C. Plaintiff's Additional Arguments
To the extent that Plaintiff argues that the ALJ erred in concluding that she was capable of performing her past relevant work, this argument also fails. Plaintiff supports her assertion by pointing to the same records discussed above, [i.e., R. 325, 330, 347, 511-14], suggesting that she was unable to lift 3-5 pounds, and her hearing testimony that she had passed out without any warning. [See Pl.'s Mot. at 4-5; Pl.'s Reply at 6.] But these items reflect Plaintiff's subjective statements, and as discussed above, Plaintiff failed to make and has accordingly waived any argument that the ALJ erred in assessing her subjective complaints and credibility. See Alioto, 651 F.3d at 721.
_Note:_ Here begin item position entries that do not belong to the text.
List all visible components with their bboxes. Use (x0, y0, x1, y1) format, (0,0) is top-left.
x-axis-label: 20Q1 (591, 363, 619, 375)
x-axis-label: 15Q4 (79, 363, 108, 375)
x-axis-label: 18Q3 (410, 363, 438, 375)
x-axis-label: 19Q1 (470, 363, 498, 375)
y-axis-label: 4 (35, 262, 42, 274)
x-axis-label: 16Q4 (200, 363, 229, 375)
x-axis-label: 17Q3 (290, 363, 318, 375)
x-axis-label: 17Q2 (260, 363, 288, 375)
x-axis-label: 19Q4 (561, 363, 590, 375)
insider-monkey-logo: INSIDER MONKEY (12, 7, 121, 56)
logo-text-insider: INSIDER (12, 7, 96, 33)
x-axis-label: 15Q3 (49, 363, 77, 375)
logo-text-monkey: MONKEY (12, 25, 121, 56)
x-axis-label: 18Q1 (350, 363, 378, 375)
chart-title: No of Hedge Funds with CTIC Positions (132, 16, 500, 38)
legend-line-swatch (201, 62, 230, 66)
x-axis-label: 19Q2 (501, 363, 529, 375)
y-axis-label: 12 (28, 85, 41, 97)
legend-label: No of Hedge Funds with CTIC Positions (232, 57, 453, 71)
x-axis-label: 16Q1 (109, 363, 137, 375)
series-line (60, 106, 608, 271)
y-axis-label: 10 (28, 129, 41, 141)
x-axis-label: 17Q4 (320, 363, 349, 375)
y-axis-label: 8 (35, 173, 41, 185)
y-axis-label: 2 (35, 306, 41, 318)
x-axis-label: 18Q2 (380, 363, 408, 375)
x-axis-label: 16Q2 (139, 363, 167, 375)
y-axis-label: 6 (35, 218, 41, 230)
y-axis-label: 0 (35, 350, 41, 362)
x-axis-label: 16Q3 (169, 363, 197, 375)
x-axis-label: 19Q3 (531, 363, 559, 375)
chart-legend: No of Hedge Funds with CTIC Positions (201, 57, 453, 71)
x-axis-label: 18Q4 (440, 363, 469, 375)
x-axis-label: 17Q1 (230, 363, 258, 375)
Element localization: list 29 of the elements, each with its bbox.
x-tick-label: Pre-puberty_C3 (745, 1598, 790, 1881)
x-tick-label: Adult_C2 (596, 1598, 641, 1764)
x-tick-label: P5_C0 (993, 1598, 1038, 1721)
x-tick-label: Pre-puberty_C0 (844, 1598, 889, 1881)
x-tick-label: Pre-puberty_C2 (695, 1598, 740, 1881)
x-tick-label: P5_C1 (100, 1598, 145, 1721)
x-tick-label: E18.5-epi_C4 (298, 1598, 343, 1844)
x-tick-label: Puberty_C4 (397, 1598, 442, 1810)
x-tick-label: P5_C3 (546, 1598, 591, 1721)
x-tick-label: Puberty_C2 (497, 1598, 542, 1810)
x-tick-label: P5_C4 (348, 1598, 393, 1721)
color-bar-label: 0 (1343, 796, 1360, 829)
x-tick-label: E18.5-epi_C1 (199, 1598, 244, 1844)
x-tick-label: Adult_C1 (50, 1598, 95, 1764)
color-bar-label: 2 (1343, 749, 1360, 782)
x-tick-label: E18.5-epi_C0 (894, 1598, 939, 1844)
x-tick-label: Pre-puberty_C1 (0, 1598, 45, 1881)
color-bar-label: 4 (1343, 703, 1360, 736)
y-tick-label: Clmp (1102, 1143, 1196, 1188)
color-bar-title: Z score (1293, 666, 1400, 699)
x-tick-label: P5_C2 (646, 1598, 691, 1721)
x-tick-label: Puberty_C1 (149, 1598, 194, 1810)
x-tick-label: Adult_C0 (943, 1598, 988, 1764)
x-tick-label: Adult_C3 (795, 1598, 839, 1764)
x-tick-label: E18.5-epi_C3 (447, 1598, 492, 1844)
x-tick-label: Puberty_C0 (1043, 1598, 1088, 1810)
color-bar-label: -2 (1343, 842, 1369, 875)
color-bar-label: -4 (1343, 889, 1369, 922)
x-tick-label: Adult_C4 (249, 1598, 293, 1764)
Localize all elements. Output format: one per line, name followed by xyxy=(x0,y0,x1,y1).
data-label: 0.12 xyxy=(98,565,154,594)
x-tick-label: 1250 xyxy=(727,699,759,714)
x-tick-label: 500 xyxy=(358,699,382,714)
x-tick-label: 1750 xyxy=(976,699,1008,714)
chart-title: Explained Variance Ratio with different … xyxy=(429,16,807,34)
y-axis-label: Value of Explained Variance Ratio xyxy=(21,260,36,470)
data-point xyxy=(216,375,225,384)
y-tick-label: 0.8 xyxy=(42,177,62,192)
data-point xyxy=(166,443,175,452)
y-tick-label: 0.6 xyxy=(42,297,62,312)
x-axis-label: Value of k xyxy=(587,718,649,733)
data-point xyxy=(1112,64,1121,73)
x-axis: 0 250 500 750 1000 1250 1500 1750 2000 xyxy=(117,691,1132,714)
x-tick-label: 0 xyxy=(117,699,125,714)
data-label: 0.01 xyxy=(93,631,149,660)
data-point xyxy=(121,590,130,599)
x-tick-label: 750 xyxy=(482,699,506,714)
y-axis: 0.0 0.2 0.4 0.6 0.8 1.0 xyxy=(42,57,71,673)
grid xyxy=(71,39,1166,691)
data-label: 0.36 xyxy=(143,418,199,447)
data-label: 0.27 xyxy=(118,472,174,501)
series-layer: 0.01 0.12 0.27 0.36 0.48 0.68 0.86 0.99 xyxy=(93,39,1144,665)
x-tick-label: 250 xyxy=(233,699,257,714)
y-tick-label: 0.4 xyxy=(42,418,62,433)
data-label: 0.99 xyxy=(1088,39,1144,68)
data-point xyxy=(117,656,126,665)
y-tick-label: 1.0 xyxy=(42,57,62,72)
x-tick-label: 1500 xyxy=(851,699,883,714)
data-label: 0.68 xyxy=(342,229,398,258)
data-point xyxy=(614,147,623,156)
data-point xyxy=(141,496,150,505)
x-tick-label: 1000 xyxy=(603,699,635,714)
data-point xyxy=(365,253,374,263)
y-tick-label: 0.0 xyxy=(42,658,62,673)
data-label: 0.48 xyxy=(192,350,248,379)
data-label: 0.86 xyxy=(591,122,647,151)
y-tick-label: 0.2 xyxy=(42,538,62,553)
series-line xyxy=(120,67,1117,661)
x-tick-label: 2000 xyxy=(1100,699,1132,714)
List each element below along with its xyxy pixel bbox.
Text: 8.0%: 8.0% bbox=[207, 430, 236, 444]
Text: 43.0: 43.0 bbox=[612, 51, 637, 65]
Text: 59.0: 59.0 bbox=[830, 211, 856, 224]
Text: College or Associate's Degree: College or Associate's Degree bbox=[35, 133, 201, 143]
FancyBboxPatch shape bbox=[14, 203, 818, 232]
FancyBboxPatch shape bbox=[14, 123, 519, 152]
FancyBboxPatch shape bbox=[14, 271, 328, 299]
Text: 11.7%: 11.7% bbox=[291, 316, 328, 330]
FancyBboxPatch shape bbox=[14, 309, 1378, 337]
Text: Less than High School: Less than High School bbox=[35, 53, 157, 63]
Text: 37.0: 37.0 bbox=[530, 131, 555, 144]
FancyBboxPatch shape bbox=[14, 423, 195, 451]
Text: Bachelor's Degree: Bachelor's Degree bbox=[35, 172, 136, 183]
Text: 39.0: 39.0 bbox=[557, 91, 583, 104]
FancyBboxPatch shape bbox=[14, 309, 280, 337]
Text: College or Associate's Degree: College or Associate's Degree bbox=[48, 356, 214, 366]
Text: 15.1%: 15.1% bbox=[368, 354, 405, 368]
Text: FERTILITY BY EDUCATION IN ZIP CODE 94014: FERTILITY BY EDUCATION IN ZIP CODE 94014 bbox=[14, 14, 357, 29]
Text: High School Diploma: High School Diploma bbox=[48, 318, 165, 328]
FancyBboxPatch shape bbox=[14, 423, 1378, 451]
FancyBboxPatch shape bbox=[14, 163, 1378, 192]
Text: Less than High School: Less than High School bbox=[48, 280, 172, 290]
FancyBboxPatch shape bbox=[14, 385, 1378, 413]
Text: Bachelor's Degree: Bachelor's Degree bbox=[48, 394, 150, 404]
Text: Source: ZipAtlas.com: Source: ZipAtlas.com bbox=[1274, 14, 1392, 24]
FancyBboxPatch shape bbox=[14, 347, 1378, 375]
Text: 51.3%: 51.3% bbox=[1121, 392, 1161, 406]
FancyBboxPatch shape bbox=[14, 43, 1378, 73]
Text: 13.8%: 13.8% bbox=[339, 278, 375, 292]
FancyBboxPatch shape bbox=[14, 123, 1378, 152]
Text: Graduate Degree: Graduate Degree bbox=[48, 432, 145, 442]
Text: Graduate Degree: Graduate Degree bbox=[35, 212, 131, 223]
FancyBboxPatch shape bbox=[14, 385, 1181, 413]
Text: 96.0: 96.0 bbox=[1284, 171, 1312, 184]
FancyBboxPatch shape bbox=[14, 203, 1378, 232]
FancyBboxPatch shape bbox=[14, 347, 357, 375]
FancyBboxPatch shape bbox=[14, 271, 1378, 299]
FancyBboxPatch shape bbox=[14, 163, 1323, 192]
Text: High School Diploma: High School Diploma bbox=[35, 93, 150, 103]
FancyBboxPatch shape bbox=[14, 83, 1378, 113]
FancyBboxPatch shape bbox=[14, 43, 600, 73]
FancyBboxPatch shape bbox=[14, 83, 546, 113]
Furthermore, even if she had not waived the argument, the ALJ appropriately explained, [see R. at 21], in accordance with the regulatory factors, why he found Plaintiff's statements inconsistent with the rest of the evidence in the record, including: (1) the objective evidence, including her conservative course of treatment, mixed physical examination findings, and mild EMG results; and (2) her several years of unemployment, or employment below substantial gainful activity levels, in the years prior to her alleged disability onset date. See Loveless, 810 F.3d at 507 (ALJ properly discounted treating physician's opinion that rested on the claimant's subjective complaints); Kadelak v. Astrue, 802 F.Supp.2d 934, 944 (N.D. Ill. 2011) (“The regulations allow the ALJ to consider various factors, including Claimant's prior work record, in assessing credibility.” (citing 20 C.F.R. § 404.1529(c)(3)); 20 C.F.R. § 404.1527(c)(3)-(4); 20 C.F.R. § 404.1529(c)(1)-(3)). 13
Finally, as the Commissioner correctly observes, Plaintiff's assertion that she cannot perform her past work as a day care director, which she argues involved lifting children who “were obviously more than 10 lbs, ” [see Pl.'s Mot. at 4; Pl's Reply at 8], also fails to acknowledge that in determining whether she could perform her past relevant work, the ALJ was obliged to consider both whether she could perform her past work as actually performed and as that work is generally performed in the national economy. [See Def.'s Mem. at 7 (citing Arbogast v. Bowen, 860 F.2d 1400, 1403 (7th Cir. 1988).] As the ALJ noted, based on testimony from the VE, Plaintiff's past work as a daycare director is considered to be a sedentary job per the Dictionary of Occupational Titles (“DOT”), although Plaintiff had actually performed it at a medium level. [See R. 23.] Accordingly, even if the ALJ had agreed that Plaintiff could no longer lift children weighing more than ten pounds, it would not have precluded his finding that she remained able to resume her past day care director work as it is generally performed. See Getch v. Astrue, 539 F.3d 473, 482 (7th Cir. 2008) (“In other words, the ALJ need not conclude that the claimant is capable of returning to the precise job he used to have; it is enough that the claimant can perform jobs substantially like that one.”) Finally, Plaintiff also had past relevant work as a “benefits clerk II, ” which the ALJ noted also is a sedentary job per the DOT and as performed [see R. 23], and Plaintiff makes no argument whatsoever that the ALJ's assessment of Dr. Hampton's opinions in any way affected the ALJ's determination that Plaintiff remained able to perform benefits clerk II work. 14
CONCLUSION
For each of the foregoing reasons, Plaintiffs motion for summary judgment [dkt. 12, Pl.'s Mot.] is denied, and the Commissioner's cross-motion for summary judgment [dkt. 20, Def's Mot.] is granted. The Court affirms the Commissioner's final decision.